Quais foram seus motivos?

Acho que essa é a pessoa para quem pátria e inteligência eram coisas secundárias e, portanto, uma moeda de troca. Some-se a isso a ambição insatisfeita e o gosto pelo dinheiro, e ele estará pronto a sacrificar princípios por um preço.

Você já encontrou olheiros que foram comprados em excesso ou recrutados?

Não, eu nunca fiz. Não ouvi falar de um único profissional real, muito menos de um ilegal que pudesse ser recrutado. Minha impressão do traidor Poteev foi precisamente a de que ele era fraco como profissional. Em inteligência, ele acabou por ser uma pessoa aleatória, e aqui está o resultado.

Quando você foi descoberto, eles tentaram superar o lance, recrutar?

Não. E pelo traidor Poteev, e por suas próprias observações, eles sabiam que era inútil. Após a prisão, os agentes do FBI trataram a mim e minha esposa como profissionais para profissionais - enfaticamente respeitosos.

Você pode nos contar um pouco mais sobre o que aconteceu depois que você foi descoberto? Como você se sentiu naquele momento?

Imediatamente após minha prisão, lembro-me do estado de completa mobilização interna, mesmo puramente física. Como se toda a velha vida, todos os planos de repente se apagassem em segundo plano, em uma espécie de névoa. O principal era o desejo de entender o motivo do fracasso e encontrar uma oportunidade de contato com sua esposa e filhos. Havia um entendimento de que a velha vida havia acabado e uma outra etapa se iniciava - a etapa da luta segundo as novas regras, que poderia durar muitos anos.
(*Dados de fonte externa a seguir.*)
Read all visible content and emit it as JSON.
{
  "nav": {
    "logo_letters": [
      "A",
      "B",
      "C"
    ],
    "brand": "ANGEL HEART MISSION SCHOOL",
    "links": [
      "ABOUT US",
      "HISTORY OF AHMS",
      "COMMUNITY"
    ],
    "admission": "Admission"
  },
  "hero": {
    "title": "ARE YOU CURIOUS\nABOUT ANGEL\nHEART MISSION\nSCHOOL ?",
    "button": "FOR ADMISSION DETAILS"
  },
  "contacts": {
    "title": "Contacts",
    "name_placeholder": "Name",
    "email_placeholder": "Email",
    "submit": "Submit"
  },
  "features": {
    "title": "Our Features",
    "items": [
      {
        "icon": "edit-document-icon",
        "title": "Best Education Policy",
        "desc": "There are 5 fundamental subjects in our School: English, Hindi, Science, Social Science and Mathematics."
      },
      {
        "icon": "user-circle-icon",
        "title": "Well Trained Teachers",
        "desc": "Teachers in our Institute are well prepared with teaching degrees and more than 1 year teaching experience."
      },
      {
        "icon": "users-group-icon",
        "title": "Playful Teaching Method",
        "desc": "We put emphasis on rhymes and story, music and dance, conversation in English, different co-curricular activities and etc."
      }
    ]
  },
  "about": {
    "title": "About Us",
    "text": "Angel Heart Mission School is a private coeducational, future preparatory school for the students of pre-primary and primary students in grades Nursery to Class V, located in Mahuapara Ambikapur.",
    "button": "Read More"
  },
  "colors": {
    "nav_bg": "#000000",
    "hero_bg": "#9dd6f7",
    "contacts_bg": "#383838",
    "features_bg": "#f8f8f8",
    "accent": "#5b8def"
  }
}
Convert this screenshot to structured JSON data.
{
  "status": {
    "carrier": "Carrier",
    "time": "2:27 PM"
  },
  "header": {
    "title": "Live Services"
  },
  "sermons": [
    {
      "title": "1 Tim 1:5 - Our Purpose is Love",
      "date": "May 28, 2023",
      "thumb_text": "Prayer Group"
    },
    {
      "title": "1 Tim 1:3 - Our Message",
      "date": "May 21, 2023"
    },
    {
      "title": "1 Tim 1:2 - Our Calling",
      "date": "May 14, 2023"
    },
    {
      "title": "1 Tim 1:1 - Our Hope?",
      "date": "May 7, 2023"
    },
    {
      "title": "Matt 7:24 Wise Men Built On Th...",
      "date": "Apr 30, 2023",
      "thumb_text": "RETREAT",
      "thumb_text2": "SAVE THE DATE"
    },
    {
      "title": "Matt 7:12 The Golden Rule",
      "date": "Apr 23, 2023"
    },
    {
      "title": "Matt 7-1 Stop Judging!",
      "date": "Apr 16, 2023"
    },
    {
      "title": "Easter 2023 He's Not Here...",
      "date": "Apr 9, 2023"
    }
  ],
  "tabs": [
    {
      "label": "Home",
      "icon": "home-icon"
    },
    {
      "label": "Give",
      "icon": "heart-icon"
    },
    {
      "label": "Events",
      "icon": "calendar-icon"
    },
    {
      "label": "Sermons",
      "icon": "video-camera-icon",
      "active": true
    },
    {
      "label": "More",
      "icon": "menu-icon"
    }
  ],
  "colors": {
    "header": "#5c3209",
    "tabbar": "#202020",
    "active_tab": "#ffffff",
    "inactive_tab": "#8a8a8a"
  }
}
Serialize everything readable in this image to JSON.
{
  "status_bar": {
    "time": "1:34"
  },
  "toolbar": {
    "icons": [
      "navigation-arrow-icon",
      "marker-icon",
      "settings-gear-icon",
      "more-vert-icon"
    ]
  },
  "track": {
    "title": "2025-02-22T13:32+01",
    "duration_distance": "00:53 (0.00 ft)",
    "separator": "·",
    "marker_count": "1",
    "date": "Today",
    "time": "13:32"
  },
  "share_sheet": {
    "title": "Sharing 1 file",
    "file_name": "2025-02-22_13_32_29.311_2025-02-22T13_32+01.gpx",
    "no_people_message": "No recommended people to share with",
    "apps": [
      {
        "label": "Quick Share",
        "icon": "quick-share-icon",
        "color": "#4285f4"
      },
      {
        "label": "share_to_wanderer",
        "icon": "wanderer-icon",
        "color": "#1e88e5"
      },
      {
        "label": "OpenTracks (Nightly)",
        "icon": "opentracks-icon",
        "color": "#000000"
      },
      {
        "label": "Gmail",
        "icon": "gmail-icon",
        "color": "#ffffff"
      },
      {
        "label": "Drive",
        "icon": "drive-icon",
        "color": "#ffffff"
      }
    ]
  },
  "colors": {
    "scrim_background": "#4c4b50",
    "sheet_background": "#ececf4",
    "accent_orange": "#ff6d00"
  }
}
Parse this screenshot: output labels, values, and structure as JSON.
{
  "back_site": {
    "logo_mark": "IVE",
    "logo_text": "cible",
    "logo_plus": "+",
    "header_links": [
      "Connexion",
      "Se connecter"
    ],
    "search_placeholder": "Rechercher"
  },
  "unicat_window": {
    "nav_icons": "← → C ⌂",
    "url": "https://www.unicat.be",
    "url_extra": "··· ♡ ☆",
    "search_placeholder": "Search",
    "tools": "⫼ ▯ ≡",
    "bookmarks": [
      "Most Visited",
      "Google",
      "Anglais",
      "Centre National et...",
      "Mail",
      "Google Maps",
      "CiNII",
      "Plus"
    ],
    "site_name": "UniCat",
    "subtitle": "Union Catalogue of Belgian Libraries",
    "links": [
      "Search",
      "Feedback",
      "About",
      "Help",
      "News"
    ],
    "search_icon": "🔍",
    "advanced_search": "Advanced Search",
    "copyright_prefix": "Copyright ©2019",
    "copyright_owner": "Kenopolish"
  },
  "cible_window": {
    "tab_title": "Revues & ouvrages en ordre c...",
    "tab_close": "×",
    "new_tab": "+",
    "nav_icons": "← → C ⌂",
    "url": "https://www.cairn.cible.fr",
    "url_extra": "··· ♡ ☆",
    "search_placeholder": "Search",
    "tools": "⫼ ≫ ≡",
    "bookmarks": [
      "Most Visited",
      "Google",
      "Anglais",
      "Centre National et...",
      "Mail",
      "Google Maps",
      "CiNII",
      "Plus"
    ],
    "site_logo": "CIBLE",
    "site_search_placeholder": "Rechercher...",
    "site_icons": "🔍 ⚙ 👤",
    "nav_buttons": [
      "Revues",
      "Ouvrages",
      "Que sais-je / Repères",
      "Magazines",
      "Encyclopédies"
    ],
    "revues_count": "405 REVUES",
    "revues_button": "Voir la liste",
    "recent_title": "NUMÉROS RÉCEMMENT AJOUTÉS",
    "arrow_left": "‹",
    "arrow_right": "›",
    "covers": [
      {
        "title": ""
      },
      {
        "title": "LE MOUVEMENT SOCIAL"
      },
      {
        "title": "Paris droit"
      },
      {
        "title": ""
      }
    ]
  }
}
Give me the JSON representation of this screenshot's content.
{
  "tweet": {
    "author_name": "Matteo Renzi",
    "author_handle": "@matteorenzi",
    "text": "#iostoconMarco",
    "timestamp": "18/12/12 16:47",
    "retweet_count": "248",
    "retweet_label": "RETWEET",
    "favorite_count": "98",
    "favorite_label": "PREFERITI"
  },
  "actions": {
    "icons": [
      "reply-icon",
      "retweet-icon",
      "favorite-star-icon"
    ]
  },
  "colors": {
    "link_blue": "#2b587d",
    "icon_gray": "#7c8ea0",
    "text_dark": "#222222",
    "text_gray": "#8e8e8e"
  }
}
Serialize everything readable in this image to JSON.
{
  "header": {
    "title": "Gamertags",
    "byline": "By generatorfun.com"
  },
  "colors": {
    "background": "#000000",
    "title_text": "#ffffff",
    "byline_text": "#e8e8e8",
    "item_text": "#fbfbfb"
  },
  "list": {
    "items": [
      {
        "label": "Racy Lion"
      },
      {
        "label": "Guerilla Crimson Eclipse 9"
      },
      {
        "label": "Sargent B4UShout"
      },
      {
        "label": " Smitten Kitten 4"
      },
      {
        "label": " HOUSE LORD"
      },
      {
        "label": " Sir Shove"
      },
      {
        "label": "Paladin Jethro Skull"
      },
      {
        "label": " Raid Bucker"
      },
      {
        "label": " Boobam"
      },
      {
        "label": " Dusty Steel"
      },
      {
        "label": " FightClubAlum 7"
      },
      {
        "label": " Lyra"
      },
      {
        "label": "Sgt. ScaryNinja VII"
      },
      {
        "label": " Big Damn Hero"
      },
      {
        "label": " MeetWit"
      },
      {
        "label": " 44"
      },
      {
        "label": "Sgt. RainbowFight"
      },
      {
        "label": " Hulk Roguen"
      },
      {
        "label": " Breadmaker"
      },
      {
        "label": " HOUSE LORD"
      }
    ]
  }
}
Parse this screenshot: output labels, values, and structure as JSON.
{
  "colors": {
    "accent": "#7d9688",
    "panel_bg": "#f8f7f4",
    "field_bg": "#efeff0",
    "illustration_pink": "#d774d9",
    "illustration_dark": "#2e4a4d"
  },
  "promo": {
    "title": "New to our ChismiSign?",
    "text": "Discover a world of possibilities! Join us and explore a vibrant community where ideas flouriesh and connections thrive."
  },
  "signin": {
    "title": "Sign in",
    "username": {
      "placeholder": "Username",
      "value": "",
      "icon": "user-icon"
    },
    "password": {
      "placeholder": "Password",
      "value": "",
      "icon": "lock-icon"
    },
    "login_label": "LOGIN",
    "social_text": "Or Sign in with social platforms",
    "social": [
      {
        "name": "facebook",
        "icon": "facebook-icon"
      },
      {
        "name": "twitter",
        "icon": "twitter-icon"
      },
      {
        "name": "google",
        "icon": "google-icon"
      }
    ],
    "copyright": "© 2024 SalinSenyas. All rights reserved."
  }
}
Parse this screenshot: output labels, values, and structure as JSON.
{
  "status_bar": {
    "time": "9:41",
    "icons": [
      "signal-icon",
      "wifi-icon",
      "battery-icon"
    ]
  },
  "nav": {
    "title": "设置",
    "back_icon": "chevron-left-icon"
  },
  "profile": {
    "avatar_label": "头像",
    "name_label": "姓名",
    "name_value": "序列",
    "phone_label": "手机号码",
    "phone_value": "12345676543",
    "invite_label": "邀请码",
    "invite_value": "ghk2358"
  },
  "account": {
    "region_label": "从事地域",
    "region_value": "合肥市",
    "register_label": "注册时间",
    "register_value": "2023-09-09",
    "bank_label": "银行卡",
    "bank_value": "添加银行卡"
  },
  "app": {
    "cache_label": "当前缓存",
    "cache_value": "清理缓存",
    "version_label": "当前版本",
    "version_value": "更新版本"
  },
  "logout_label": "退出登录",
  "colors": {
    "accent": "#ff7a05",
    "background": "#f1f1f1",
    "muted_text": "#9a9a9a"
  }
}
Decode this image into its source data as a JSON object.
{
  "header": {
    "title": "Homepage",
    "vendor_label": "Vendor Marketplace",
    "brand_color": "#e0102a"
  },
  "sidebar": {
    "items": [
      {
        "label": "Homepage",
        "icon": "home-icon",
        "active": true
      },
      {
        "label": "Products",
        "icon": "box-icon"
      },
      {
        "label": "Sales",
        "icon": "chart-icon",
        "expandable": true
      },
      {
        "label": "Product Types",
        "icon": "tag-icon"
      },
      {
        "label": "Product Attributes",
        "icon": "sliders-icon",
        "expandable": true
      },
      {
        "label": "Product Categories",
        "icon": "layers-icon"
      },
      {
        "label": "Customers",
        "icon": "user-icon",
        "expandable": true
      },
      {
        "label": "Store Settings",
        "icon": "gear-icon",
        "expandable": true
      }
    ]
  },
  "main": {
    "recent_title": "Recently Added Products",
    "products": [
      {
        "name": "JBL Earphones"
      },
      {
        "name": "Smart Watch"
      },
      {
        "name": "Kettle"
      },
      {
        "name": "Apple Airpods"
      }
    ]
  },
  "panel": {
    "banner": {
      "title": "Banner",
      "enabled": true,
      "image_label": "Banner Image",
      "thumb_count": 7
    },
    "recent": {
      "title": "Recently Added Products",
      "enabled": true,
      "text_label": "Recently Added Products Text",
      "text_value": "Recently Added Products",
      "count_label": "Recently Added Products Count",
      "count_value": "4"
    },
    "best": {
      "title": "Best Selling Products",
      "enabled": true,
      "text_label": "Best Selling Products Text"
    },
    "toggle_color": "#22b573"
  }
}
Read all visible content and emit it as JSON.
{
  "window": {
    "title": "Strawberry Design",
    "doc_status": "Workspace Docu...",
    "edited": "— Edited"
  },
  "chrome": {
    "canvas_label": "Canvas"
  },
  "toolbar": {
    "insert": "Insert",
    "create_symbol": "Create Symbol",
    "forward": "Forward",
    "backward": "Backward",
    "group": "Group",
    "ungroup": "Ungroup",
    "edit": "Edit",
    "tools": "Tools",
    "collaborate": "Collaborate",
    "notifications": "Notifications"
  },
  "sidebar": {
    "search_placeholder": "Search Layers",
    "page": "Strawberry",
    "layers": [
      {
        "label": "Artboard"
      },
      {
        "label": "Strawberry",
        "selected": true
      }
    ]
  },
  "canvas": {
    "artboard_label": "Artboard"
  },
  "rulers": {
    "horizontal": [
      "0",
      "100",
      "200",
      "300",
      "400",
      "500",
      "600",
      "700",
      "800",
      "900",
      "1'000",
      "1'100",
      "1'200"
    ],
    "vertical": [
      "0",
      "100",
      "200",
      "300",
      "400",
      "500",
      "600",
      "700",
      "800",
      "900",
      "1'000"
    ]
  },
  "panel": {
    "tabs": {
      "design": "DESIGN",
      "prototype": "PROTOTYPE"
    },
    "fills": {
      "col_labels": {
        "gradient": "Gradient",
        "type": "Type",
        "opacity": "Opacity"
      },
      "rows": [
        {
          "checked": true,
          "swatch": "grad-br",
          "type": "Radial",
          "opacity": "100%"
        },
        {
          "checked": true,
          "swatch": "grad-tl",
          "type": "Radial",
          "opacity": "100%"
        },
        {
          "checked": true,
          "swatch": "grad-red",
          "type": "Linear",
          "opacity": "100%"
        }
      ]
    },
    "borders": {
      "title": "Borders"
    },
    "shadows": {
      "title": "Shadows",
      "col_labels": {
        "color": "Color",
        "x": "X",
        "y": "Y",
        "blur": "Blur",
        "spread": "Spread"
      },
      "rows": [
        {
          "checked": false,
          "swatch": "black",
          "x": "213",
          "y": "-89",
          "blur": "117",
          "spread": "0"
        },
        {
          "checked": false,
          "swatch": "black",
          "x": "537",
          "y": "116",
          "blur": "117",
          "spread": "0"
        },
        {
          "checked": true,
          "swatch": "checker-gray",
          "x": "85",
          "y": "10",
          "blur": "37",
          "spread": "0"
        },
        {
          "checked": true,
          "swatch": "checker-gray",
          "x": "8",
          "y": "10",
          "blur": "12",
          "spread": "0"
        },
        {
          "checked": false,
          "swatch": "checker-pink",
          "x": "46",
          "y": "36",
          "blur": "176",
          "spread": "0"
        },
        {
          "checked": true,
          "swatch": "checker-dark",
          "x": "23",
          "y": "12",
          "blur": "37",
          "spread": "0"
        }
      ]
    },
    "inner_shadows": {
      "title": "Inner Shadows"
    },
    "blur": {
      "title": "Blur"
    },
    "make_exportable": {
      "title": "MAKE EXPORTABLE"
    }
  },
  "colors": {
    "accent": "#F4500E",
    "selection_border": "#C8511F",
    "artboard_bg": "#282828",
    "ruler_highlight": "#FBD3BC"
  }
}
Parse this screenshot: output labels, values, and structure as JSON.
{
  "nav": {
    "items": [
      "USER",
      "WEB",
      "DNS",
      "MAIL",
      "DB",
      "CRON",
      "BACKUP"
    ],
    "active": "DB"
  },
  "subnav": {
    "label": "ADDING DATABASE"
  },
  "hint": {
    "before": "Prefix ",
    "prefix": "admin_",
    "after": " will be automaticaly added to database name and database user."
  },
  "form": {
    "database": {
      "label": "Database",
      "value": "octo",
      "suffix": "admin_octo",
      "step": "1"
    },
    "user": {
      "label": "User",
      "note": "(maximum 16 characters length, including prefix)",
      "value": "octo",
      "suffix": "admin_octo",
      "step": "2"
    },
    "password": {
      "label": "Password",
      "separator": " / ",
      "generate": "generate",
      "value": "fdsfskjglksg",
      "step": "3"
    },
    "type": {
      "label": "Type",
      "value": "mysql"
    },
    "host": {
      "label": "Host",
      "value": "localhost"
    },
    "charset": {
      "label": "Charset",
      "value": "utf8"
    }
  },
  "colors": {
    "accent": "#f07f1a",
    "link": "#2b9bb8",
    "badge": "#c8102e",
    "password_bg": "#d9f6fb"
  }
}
Esse estado de prontidão total a cada minuto para tudo durou absolutamente dez dias, até que ficou claro que as negociações sobre nossa libertação estavam sendo realizadas no mais alto nível.

"A Rússia ocupa uma posição marginal entre os políticos americanos"

Como você, um especialista, um historiador, uma pessoa que conhece o país, vê a América?

Os Estados Unidos estão passando por um período bastante difícil, quando uma superpotência está se tornando um país forte e normal. Talvez um líder em certas áreas, mas não incondicional. Nos Estados Unidos, isso é percebido de forma bastante dolorosa. Há quem se pergunte que lugar os Estados Unidos ocuparão no mundo. É interessante que muitas dessas pessoas são intelectuais militares, um estrato muito educado que pode avaliar de forma realista a situação no país. Esses militares oferecem aos Estados Unidos uma posição mais orientada para a cooperação na solução de problemas globais não só do país, mas também mundiais, como a desaceleração do crescimento econômico, ao invés de manter sua posição pela força em qualquer lugar. Mas eles ainda estão em minoria. Esse diálogo sobre o futuro da América está apenas começando, mas precisamos ficar de olho nele, já que afeta também a Rússia, como eles nos veem - como adversário ou, mais realisticamente, como um dos jogadores fortes em um mundo multipolar.

Como os americanos percebem a Rússia?

Em geral, na mídia americana e entre os políticos americanos, a Rússia ocupa uma posição marginal. Depois que a URSS caiu no esquecimento, eles estão realmente preocupados apenas com o tema do nosso potencial militar, que ainda é perigoso. Não acho que os políticos americanos estejam interessados em qualquer outro aspecto. Tudo se resume a clichês: a Rússia é imperfeita, segue regras erradas e não é democrática. Eles vêem a Rússia como fraca e, portanto, desinteressante, não merecedora de um verdadeiro diálogo de parceria. É como no relacionamento entre as pessoas: para que os outros o respeitem, você deve antes de tudo respeitar a si mesmo.

Você nasceu em um país, trabalhou em um que competiu com o primeiro e voltou para o terceiro …

O fato de eu ter deixado o país que se chamava União Soviética e voltar para aquele que se chamava Rússia não me afetou de forma alguma. Este é um país para mim. Meu país.